A positive resist composition comprising a resin component (A) whose alkali solubility is increased by the action of an acid, and an acid generator component (B) that generates an acid upon exposure,
The component (B) is represented by the following general formula (b-1)

[Wherein, R ¹ ″ represents an alkyl group, an alkoxy group, a halogen atom or a hydroxyl group, and R ² ″ and R ³ ″ each independently represents an aryl group or an alkyl group which may have a substituent. , N represents 0 or an integer of 1 to 3, except that R ² ″ and R ³ ″ are bonded to each other to form a ring.
An onium salt-based acid generator (B1) having a cation moiety represented by formula (b-2):

[Wherein R ²¹ ′ represents an organic group, and R ²² ′ represents a monovalent organic group or a cyano group. ]
A positive resist composition comprising an oxime sulfonate acid generator (B2) having a structure represented by:   2. The positive resist composition according to claim 1, wherein a mass ratio (B1) :( B2) between the content of the component (B1) and the content of the component (B2) is 10:90 to 90:10.   3. The positive electrode according to claim 1, wherein the component (A) contains a resin having a hydroxyl group bonded to a carbon atom at a polymer terminal, and the α-position carbon atom of the hydroxyl group has at least one electron withdrawing group.

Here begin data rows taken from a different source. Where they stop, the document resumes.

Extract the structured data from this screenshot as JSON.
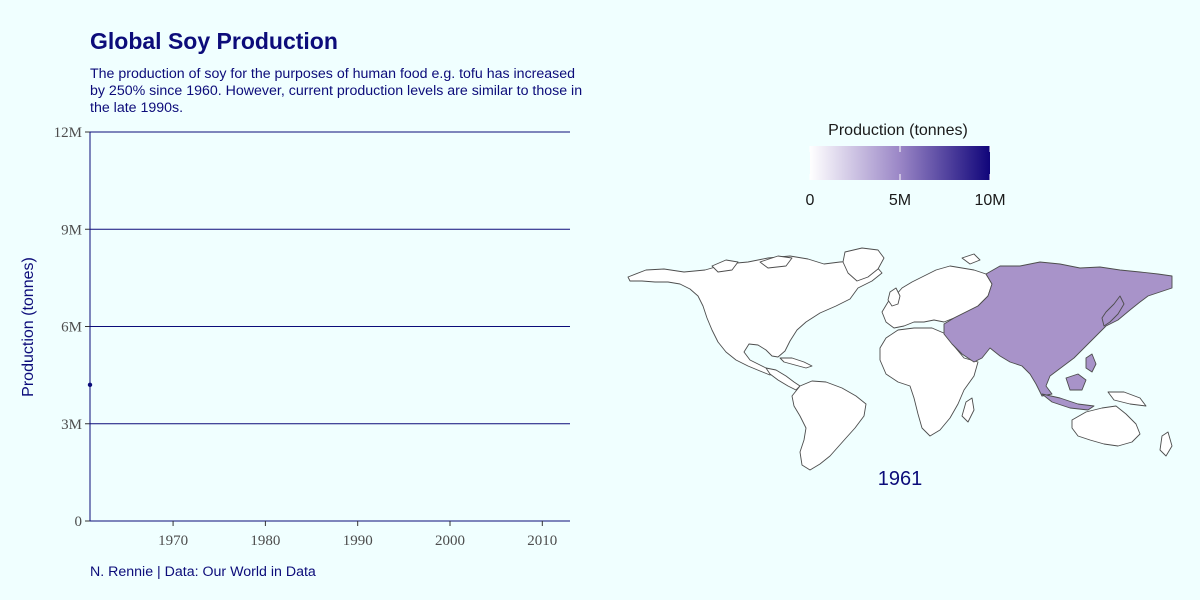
{
  "title": "Global Soy Production",
  "subtitle": "The production of soy for the purposes of human food e.g. tofu has increased by 250% since 1960. However, current production levels are similar to those in the late 1990s.",
  "caption": "N. Rennie | Data: Our World in Data",
  "colors": {
    "background": "#f0ffff",
    "text": "#0c0c7a",
    "gridline": "#0c0c7a",
    "point": "#0c0c7a",
    "scale_low": "#ffffff",
    "scale_high": "#10057a",
    "asia_fill": "#a893c9",
    "other_land_fill": "#ffffff",
    "border": "#4d4d4d"
  },
  "chart_data": [
    {
      "type": "scatter",
      "title": "Global Soy Production",
      "xlabel": "",
      "ylabel": "Production (tonnes)",
      "xlim": [
        1961,
        2013
      ],
      "ylim": [
        0,
        12000000
      ],
      "x_ticks": [
        1970,
        1980,
        1990,
        2000,
        2010
      ],
      "y_ticks": [
        0,
        3000000,
        6000000,
        9000000,
        12000000
      ],
      "y_tick_labels": [
        "0",
        "3M",
        "6M",
        "9M",
        "12M"
      ],
      "grid": "horizontal",
      "series": [
        {
          "points": [
            {
              "x": 1961,
              "y": 4200000
            }
          ]
        }
      ]
    },
    {
      "type": "choropleth-map",
      "legend_title": "Production (tonnes)",
      "legend_placement": "top",
      "scale_range": [
        0,
        10000000
      ],
      "legend_ticks": [
        0,
        5000000,
        10000000
      ],
      "legend_tick_labels": [
        "0",
        "5M",
        "10M"
      ],
      "year": "1961",
      "regions": [
        {
          "region": "Asia",
          "value": 4200000
        }
      ]
    }
  ]
}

Type resist composition.   The positive resist composition as described in any one of Claims 1-3 containing a nitrogen-containing organic compound (D). A step of forming a resist film on a substrate using the positive resist composition according to any one of claims 1 to 4, a step of exposing the resist film, and developing the resist film to form a resist pattern A resist pattern forming method including a process.